The government sets the ceiling for pension costs at 0.75%
The government has announced that it will set the ceiling for occupational pensions at 0.75%.
The proposal to cap pension costs was part of the consultation of the Ministry of Labor and Pensions on charges on workplace pension plans, opened in October 2013 and closed in November 2013.
The government has also set equivalent ceilings for pension plans with combined charge structures.
Three different categories of pension costs will be totally prohibited. The are:
- Sales commission payments deducted from participants’ pensions.
- Increased costs when people are no longer employed by an organization, but leave money in the employer’s pension plan.
- Advice fees, where members must pay for advice given to their employer.
In addition, the government has announced that there will be new strict rules to ensure that all hidden “transaction” costs in pension plans are disclosed, and it will then consider whether these should also be included in the pension plan. the new ceiling on charges.
An independent audit of the pre-2001 and high rate pension schemes is to be completed by the end of the year. The government will consider whether further measures to protect plan members are necessary as a result of this review.

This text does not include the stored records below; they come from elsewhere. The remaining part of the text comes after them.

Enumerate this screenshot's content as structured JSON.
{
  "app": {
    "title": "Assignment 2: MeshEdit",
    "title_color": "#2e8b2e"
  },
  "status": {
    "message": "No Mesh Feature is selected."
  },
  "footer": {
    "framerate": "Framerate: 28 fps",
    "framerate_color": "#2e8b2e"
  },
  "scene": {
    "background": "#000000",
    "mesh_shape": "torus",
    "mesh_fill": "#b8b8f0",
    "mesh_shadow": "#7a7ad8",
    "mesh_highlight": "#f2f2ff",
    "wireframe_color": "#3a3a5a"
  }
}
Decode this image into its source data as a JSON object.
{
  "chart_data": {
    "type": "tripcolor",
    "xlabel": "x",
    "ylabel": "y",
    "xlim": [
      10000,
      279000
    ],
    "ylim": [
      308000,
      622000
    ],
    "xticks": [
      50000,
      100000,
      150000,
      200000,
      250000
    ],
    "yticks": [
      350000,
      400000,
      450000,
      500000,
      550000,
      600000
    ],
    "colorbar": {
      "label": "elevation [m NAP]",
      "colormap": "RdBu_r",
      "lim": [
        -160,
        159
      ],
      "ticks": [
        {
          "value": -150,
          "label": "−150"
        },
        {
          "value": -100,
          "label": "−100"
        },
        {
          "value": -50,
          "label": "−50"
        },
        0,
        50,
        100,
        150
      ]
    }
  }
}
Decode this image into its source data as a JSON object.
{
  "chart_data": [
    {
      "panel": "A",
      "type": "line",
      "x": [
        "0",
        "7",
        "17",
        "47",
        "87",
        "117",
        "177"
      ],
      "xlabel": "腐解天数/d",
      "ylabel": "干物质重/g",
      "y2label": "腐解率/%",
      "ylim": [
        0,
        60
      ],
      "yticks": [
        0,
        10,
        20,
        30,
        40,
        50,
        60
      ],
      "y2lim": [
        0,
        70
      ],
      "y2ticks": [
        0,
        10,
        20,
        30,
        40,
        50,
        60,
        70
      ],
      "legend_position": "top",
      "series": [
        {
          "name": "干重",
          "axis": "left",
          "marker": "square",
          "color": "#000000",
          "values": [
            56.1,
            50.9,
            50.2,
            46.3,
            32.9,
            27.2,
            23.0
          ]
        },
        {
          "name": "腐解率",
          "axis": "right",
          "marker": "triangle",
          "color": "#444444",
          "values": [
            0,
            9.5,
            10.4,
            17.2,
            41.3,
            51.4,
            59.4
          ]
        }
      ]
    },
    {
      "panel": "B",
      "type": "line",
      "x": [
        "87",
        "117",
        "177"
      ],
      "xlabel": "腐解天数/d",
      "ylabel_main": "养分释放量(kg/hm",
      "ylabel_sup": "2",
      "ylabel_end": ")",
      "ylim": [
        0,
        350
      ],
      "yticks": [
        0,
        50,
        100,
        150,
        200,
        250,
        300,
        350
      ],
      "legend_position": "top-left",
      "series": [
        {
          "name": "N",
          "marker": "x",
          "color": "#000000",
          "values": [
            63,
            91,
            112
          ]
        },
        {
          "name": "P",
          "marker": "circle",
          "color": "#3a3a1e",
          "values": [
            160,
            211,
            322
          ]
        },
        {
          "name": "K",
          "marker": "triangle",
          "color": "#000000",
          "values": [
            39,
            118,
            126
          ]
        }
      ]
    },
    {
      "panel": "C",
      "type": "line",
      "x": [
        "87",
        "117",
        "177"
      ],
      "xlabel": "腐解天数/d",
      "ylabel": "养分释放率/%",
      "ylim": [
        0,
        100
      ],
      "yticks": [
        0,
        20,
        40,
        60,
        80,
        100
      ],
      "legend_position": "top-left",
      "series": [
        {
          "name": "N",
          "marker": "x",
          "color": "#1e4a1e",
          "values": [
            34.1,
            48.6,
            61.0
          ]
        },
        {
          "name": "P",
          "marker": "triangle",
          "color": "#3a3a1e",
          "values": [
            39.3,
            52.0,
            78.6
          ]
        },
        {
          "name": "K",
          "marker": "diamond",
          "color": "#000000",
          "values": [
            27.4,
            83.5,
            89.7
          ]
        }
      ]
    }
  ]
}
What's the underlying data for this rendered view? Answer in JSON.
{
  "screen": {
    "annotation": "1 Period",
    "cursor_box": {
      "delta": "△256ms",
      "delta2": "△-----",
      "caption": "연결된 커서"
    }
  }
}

Pensions minister Steve Webb (photo) said: “With the new measures, this government will be the first to have an iron grip on pension costs. We’re going to put the loads in a vise, and we’re going to tighten the pressure, year after year.
“Over the next ten years, the new fee cap will shift £ 200million from pension sector profits into the pockets of savers. Savers have paid too much for too long. It’s time to put the saver on first.